在Faster RCNN代码详解(二):网络结构构建中介绍了Faster RCNN算法的网络结构,其中有一个用于生成ROI proposal target的自定义层,该自定义层的输出作为检测网络(Fast RCNN)的输入,这篇博客就来介绍这个自定义层的内容。

该自定义层的实现所在脚本~/mx-rcnn/rcnn/symbol/proposal_target.py,该层返回的group列表包含4个值,分别是rois,label,bbox_target,bbox_weight。roi用于ROI Pooling层,label用于检测网络的分类支路、bbox_target和bbox_weight用于检测网络的回归支路

通过系列四中对RPN网络中anchor的介绍,你应该明白这里的label、bbox_target、bbox_weight和RPN网络中的不同,RPN网络中的label、bbox_target和bbox_weight等变量的定义方式和这里不同,同时在RPN网络中那边变量是服务于anchor的。

"""
Proposal Target Operator selects foreground and background roi and assigns label, bbox_transform to them.
"""

import logging
import mxnet as mx
import numpy as np
from distutils.util import strtobool

from ..logger import logger
from rcnn.io.rcnn import sample_rois

class ProposalTargetOperator(mx.operator.CustomOp):
    def __init__(self, num_classes, batch_images, batch_rois, fg_fraction):
        super(ProposalTargetOperator, self).__init__()
        self._num_classes = num_classes
        self._batch_images = batch_images
        self._batch_rois = batch_rois
        self._fg_fraction = fg_fraction

        if logger.level == logging.DEBUG:
            self._count = 0
            self._fg_num = 0
            self._bg_num = 0

    def forward(self, is_train, req, in_data, out_data, aux):
        assert self._batch_rois % self._batch_images == 0, \
            'BATCHIMAGES {} must devide BATCH_ROIS {}'.format(self._batch_images, self._batch_rois)
        rois_per_image = int(self._batch_rois / self._batch_images)
        fg_rois_per_image = int(round(self._fg_fraction * rois_per_image))

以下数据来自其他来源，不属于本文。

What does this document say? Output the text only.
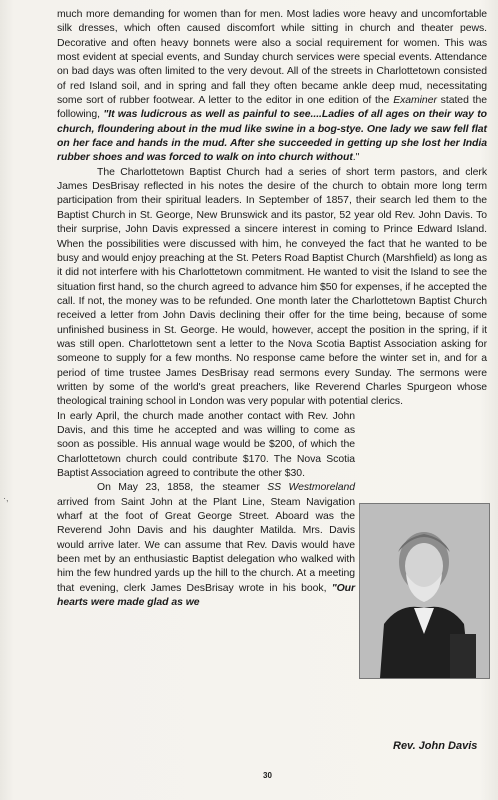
·,

much more demanding for women than for men. Most ladies wore heavy and uncomfortable silk dresses, which often caused discomfort while sitting in church and theater pews. Decorative and often heavy bonnets were also a social requirement for women. This was most evident at special events, and Sunday church services were special events. Attendance on bad days was often limited to the very devout. All of the streets in Charlottetown consisted of red Island soil, and in spring and fall they often became ankle deep mud, necessitating some sort of rubber footwear. A letter to the editor in one edition of the Examiner stated the following, "It was ludicrous as well as painful to see....Ladies of all ages on their way to church, floundering about in the mud like swine in a bog-stye. One lady we saw fell flat on her face and hands in the mud. After she succeeded in getting up she lost her India rubber shoes and was forced to walk on into church without."

The Charlottetown Baptist Church had a series of short term pastors, and clerk James DesBrisay reflected in his notes the desire of the church to obtain more long term participation from their spiritual leaders. In September of 1857, their search led them to the Baptist Church in St. George, New Brunswick and its pastor, 52 year old Rev. John Davis. To their surprise, John Davis expressed a sincere interest in coming to Prince Edward Island. When the possibilities were discussed with him, he conveyed the fact that he wanted to be busy and would enjoy preaching at the St. Peters Road Baptist Church (Marshfield) as long as it did not interfere with his Charlottetown commitment. He wanted to visit the Island to see the situation first hand, so the church agreed to advance him $50 for expenses, if he accepted the call. If not, the money was to be refunded. One month later the Charlottetown Baptist Church received a letter from John Davis declining their offer for the time being, because of some unfinished business in St. George. He would, however, accept the position in the spring, if it was still open. Charlottetown sent a letter to the Nova Scotia Baptist Association asking for someone to supply for a few months. No response came before the winter set in, and for a period of time trustee James DesBrisay read sermons every Sunday. The sermons were written by some of the world's great preachers, like Reverend Charles Spurgeon whose theological training school in London was very popular with potential clerics.

In early April, the church made another contact with Rev. John Davis, and this time he accepted and was willing to come as soon as possible. His annual wage would be $200, of which the Charlottetown church could contribute $170. The Nova Scotia Baptist Association agreed to contribute the other $30.

On May 23, 1858, the steamer SS Westmoreland arrived from Saint John at the Plant Line, Steam Navigation wharf at the foot of Great George Street. Aboard was the Reverend John Davis and his daughter Matilda. Mrs. Davis would arrive later. We can assume that Rev. Davis would have been met by an enthusiastic Baptist delegation who walked with him the few hundred yards up the hill to the church. At a meeting that evening, clerk James DesBrisay wrote in his book, "Our hearts were made glad as we

Rev. John Davis
30
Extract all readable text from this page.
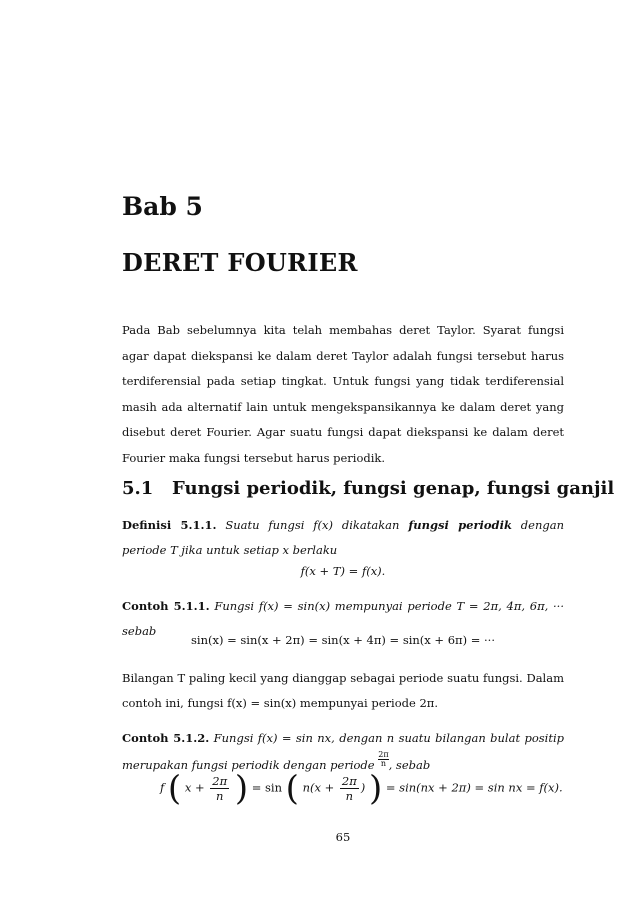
Bab 5
DERET FOURIER

Pada Bab sebelumnya kita telah membahas deret Taylor. Syarat fungsi agar dapat diekspansi ke dalam deret Taylor adalah fungsi tersebut harus terdiferensial pada setiap tingkat. Untuk fungsi yang tidak terdiferensial masih ada alternatif lain untuk mengekspansikannya ke dalam deret yang disebut deret Fourier. Agar suatu fungsi dapat diekspansi ke dalam deret Fourier maka fungsi tersebut harus periodik.

5.1 Fungsi periodik, fungsi genap, fungsi ganjil
Definisi 5.1.1. Suatu fungsi f(x) dikatakan fungsi periodik dengan periode T jika untuk setiap x berlaku
f(x + T) = f(x).
Contoh 5.1.1. Fungsi f(x) = sin(x) mempunyai periode T = 2π, 4π, 6π, ··· sebab
sin(x) = sin(x + 2π) = sin(x + 4π) = sin(x + 6π) = ···
Bilangan T paling kecil yang dianggap sebagai periode suatu fungsi. Dalam contoh ini, fungsi f(x) = sin(x) mempunyai periode 2π.
Contoh 5.1.2. Fungsi f(x) = sin nx, dengan n suatu bilangan bulat positip merupakan fungsi periodik dengan periode $\frac{2\pi}{n}$ , sebab
f ( $x + \frac{2\pi}{n}$ ) = sin ( $n(x + \frac{2\pi}{n}$ ) ) = sin(nx + 2π) = sin nx = f(x).
65
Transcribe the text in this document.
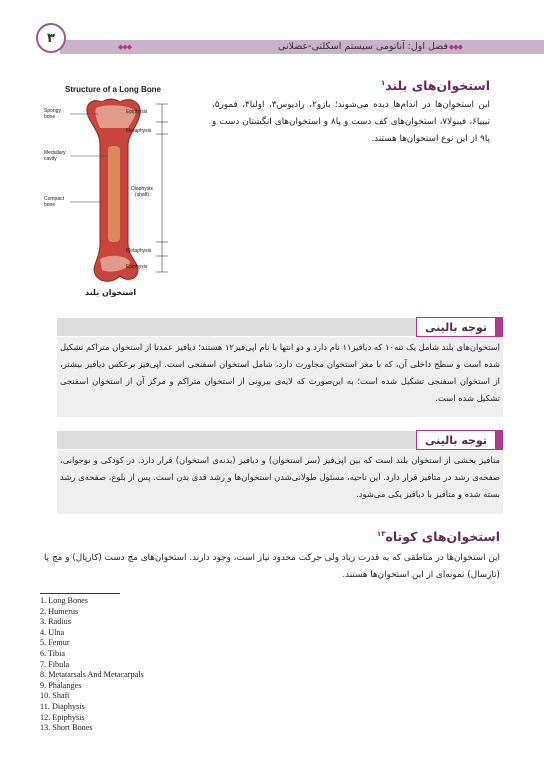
۳
◆◆◆
فصل اول: آناتومی سیستم اسکلتی-عضلانی
◆◆◆
Structure of a Long Bone
Spongy bone
Medullary cavity
Compact bone
Epiphysis
Metaphysis
Diaphysis (shaft)
Metaphysis
Epiphysis
استخوان بلند
استخوان‌های بلند$^۱$
این استخوان‌ها در اندام‌ها دیده می‌شوند؛ بازو۲، رادیوس۳، اولنا۴، فمور۵، تیبیا۶، فیبولا۷، استخوان‌های کف دست و پا۸ و استخوان‌های انگشتان دست و پا۹ از این نوع استخوان‌ها هستند.
توجه بالینی
استخوان‌های بلند شامل یک تنه۱۰ که دیافیز۱۱ نام دارد و دو انتها با نام اپی‌فیز۱۲ هستند؛ دیافیز عمدتا از استخوان متراکم تشکیل شده است و سطح داخلی آن، که با مغز استخوان مجاورت دارد، شامل استخوان اسفنجی است. اپی‌فیز برعکس دیافیز بیشتر، از استخوان اسفنجی تشکیل شده است؛ به این‌صورت که لایه‌ی بیرونی از استخوان متراکم و مرکز آن از استخوان اسفنجی تشکیل شده است.
توجه بالینی
متافیز بخشی از استخوان بلند است که بین اپی‌فیز (سر استخوان) و دیافیز (بدنه‌ی استخوان) قرار دارد. در کودکی و نوجوانی، صفحه‌ی رشد در متافیز قرار دارد. این ناحیه، مسئول طولانی‌شدن استخوان‌ها و رشد قدی بدن است. پس از بلوغ، صفحه‌ی رشد بسته شده و متافیز با دیافیز یکی می‌شود.
استخوان‌های کوتاه$^{۱۳}$
این استخوان‌ها در مناطقی که به قدرت زیاد ولی حرکت محدود نیاز است، وجود دارند. استخوان‌های مچ دست (کارپال) و مچ پا (تارسال) نمونه‌ای از این استخوان‌ها هستند.
1. Long Bones
2. Humerus
3. Radius
4. Ulna
5. Femur
6. Tibia
7. Fibula
8. Metatarsals And Metacarpals
9. Phalanges
10. Shaft
11. Diaphysis
12. Epiphysis
13. Short Bones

# all_rois的维度是(2000,5),不过all_rois除了4列坐标外,剩下一列全是0,
# 并不表示roi的标签,仅仅是batch的index标识。gt_boxes的维度是(x,5),x是object的数量。
        all_rois = in_data[0].asnumpy()
        gt_boxes = in_data[1].asnumpy()

        # Include ground-truth boxes in the set of candidate rois
# 初始化的zeros替换掉gt_boxes中object的类别,然后和原来的all_rois做合并,
# 最后得到的all_rois的维度是(2000+x,5)。因为all_rois变量中并不需要ground truth的标签,
# 所以都用0值替代。从最后的assert语句也可以看出第一列0值的含义是和batch相关。
        zeros = np.zeros((gt_boxes.shape[0], 1), dtype=gt_boxes.dtype)
        all_rois = np.vstack((all_rois, np.hstack((zeros, gt_boxes[:, :-1]))))
        # Sanity check: single batch only
        assert np.all(all_rois[:, 0] == 0), 'Only single item batches are supported'


# 调用sample_rois函数对roi做抽样,目的是让roi总数保持为rois_per_image(默认是128),
# 同时正负roi的比例是1:3左右,详见最后附录1的sample_rois函数代码。all_rois就是维度
# 为(2000+x,5)的roi输入;输入中fg_rois_per_image表示一个图像中带有object的roi数量,
# 或者叫foreground的数量;rois_per_image是每张图像的roi数量;gt_boxes就是维度为(x,5)的gt_boxes输入。
        rois, labels, bbox_targets, bbox_weights = \
            sample_rois(all_rois, fg_rois_per_image, rois_per_image, self._num_classes, gt_boxes=gt_boxes)

        if logger.level == logging.DEBUG:
            logger.debug("labels: %s" % labels)
            logger.debug('num fg: {}'.format((labels > 0).sum()))
            logger.debug('num bg: {}'.format((labels == 0).sum()))
            self._count += 1
            self._fg_num += (labels > 0).sum()
            self._bg_num += (labels == 0).sum()
            logger.debug("self._count: %d" % self._count)
            logger.debug('num fg avg: %d' % (self._fg_num / self._count))
            logger.debug('num bg avg: %d' % (self._bg_num / self._count))
            logger.debug('ratio: %.3f' % (float(self._fg_num) / float(self._bg_num)))

        for ind, val in enumerate([rois, labels, bbox_targets, bbox_weights]):
            self.assign(out_data[ind], req[ind], val)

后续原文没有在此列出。